BACKGROUND/OBJECTIVES: The elderly are a growing part of the population. The objectives have been to describe the dietary assessment methods undertaken, and to evaluate the different validation methods and their performance in free-living elderly populations.
SUBJECTS/METHODS: Participants were from three studies, the Johanneberg, H70 and Nordic Research on Ageing (NORA) studies undertaken in Sweden. The mean age across these studies ranged from 70 to 80 years, and cohort size ranged from n=173 to a total of 1360 in the four cohorts of the H70 geriatric population study. A food frequency questionnaire (FFQ) was used in Johanneberg and a diet history (DH) in H70 and NORA. Validation was undertaken using a 4-day food record (FR), four 24-h urinary nitrogen (UN) collections and energy intake/basal metabolic rate (EI/BMR) cutoffs in Johanneberg, EI/BMR cutoffs, total energy expenditure (TEE) estimated by heart rate monitoring, activity diary and doubly labelled water in H70, and EI/BMR cutoffs in NORA.

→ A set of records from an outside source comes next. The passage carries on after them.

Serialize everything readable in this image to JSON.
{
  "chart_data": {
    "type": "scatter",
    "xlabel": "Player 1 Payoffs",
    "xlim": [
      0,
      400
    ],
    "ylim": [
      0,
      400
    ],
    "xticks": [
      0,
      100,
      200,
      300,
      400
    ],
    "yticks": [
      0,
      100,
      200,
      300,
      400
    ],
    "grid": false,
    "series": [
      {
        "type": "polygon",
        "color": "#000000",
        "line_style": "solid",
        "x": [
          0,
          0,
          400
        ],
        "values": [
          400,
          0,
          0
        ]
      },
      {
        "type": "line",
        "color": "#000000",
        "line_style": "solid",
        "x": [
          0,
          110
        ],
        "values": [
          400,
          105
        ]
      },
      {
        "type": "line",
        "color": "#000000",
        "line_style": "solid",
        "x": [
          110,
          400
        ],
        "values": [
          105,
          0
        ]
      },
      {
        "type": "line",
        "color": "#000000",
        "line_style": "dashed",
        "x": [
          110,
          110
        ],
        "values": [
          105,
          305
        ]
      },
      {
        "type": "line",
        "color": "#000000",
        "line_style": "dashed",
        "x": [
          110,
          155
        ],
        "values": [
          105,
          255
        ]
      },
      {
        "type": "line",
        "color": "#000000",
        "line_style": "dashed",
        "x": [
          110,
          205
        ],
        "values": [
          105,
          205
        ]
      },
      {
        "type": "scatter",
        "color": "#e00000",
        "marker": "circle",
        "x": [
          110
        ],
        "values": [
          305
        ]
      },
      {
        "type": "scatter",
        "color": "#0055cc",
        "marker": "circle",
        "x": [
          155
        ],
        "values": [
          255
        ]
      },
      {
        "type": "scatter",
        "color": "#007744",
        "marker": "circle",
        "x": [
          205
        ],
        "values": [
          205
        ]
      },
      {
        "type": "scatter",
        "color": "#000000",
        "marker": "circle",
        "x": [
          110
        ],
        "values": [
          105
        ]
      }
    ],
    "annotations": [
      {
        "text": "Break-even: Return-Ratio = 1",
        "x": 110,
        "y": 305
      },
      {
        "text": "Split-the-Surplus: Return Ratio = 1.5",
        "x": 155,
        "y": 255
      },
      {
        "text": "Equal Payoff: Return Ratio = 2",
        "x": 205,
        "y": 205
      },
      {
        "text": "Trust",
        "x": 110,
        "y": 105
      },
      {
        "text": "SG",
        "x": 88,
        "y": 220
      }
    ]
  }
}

RESULTS: The FFQ provided higher intakes of EI and nutrients vs FR, confirmed by UN for protein. Compared with EI/BMR cutoffs, overestimation of EI was moderate. DH showed that slight underestimation vs heart rate was in accordance with activity diary, but compared with doubly labelled water, DH underestimated EI by 12%. In NORA, EI/BMR was high compared with EI/BMR cutoffs. Validation methods detected under- and over-reporting. EI and nutrient intake were in accordance with recommendations.
CONCLUSIONS: Elderly up to their 80s can perform well in dietary studies. However, people over the age of 80 years may tend to report food habits from earlier in life.